Чешежопица. Очерки тюремных нравов

Шрифт:
Предисловие
СИМВОЛ ДЛЯ РОССИЙСКОГО ГЕРБА
У этой книги своя история. Она два раза выходила в Сибири. Стала там бестселлером. Два раза выходила и за границей: в Венгрии и Японии. Теперь выходит в Москве.
С автором ее, Некрасом Рыжим, случай свел меня в редакции газеты «Криминальная хроника». Он и вправду оказался рыжим до огненности. «В миру» зовут его Вячеславом Майером. Он — сибирский немец. В прошлом, да и в настоящем — диссидент. Философ и социолог с университетским образованием. Конечно, он сидел. Три с половиной года. За антисоветскую агитацию. Время в тюрьме и зонах не терял. Уж если бросила жизнь в вертеп, то почему бы этот вертеп не рассмотреть изнутри, с научной точки зрения. Вышел. Написал «Чешежопицу». Научного труда не получилось. И слава Богу.

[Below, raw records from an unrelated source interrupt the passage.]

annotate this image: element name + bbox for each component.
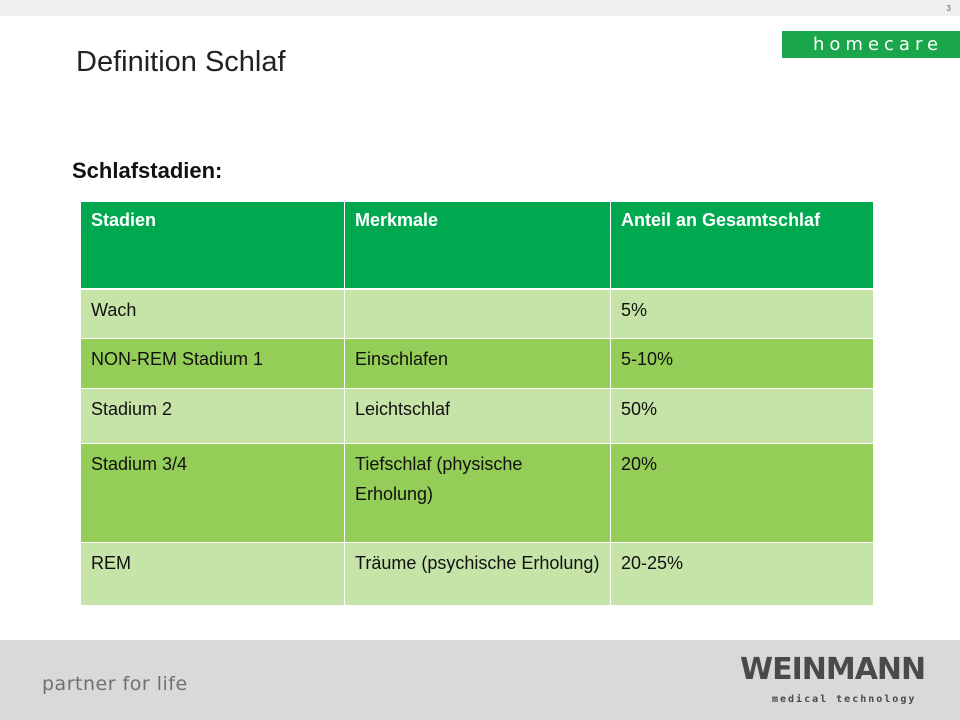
header-merkmale: Merkmale: [344, 201, 611, 290]
footer: partner for life WEINMANN medical techno…: [0, 640, 960, 720]
section-heading: Schlafstadien:: [72, 158, 223, 183]
table-row: REM Träume (psychische Erholung) 20-25%: [80, 542, 874, 606]
cell-stage: NON-REM Stadium 1: [80, 338, 345, 389]
tagline: partner for life: [42, 673, 188, 695]
slide-title: Definition Schlaf: [76, 46, 286, 78]
header-anteil: Anteil an Gesamtschlaf: [610, 201, 874, 290]
sleep-stages-table: Stadien Merkmale Anteil an Gesamtschlaf …: [80, 201, 874, 606]
homecare-badge: homecare: [782, 31, 960, 58]
cell-share: 5-10%: [610, 338, 874, 389]
logo-subtext: medical technology: [772, 694, 917, 705]
cell-share: 20-25%: [610, 542, 874, 606]
cell-feature: Leichtschlaf: [344, 388, 611, 444]
table-row: Stadium 2 Leichtschlaf 50%: [80, 388, 874, 444]
header-stadien: Stadien: [80, 201, 345, 290]
cell-feature: Träume (psychische Erholung): [344, 542, 611, 606]
cell-feature: [344, 288, 611, 339]
logo-wordmark: WEINMANN: [740, 652, 926, 687]
cell-stage: Stadium 3/4: [80, 443, 345, 543]
table-header-row: Stadien Merkmale Anteil an Gesamtschlaf: [80, 201, 874, 290]
table-row: Wach 5%: [80, 288, 874, 339]
page-number: 3: [946, 4, 951, 13]
cell-share: 5%: [610, 288, 874, 339]
top-bar: 3: [0, 0, 960, 16]
cell-share: 50%: [610, 388, 874, 444]
table-row: NON-REM Stadium 1 Einschlafen 5-10%: [80, 338, 874, 389]
cell-feature: Einschlafen: [344, 338, 611, 389]
weinmann-logo: WEINMANN medical technology: [740, 652, 926, 714]
cell-feature: Tiefschlaf (physische Erholung): [344, 443, 611, 543]
cell-stage: Wach: [80, 288, 345, 339]
cell-stage: REM: [80, 542, 345, 606]
cell-stage: Stadium 2: [80, 388, 345, 444]
table-row: Stadium 3/4 Tiefschlaf (physische Erholu…: [80, 443, 874, 543]
cell-share: 20%: [610, 443, 874, 543]
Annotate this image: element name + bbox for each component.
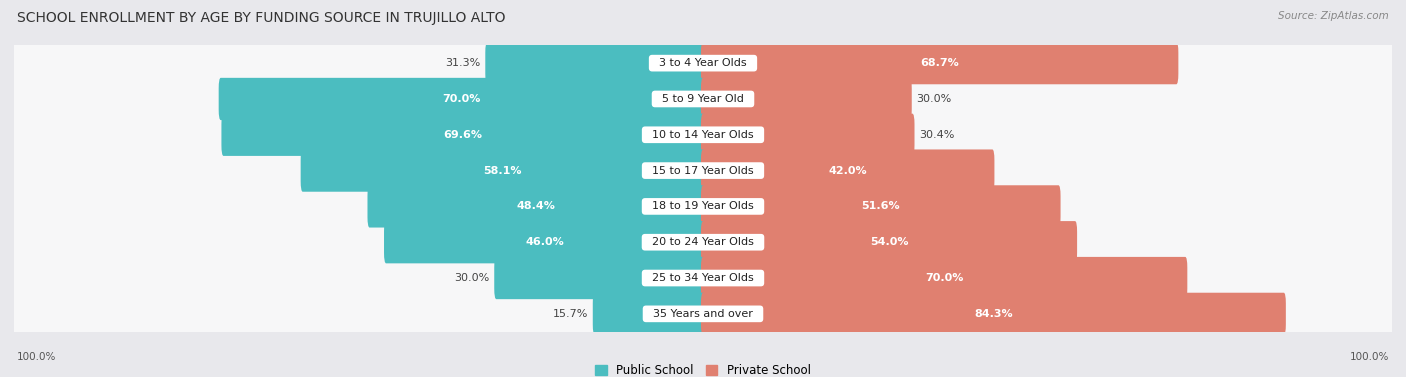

В общем-то все понятно. В России тюрьма и преступность одни из главных форм существования и общества, и государства. Вот «Чешежопица» (название, может, и неприличное, но невероятно точное) и повествует о том, что нам дано наряду с воздухом, солнцем, лесом, детством, любовью, смертью. Можно сказать и проще: «Чешежопица» — путеводитель по родной стране. Вроде многое о ней знаешь, о чем-то догадываешься, но оказывается: в ней существует немалое число территорий, доселе нам неведомых, а потому неожиданных.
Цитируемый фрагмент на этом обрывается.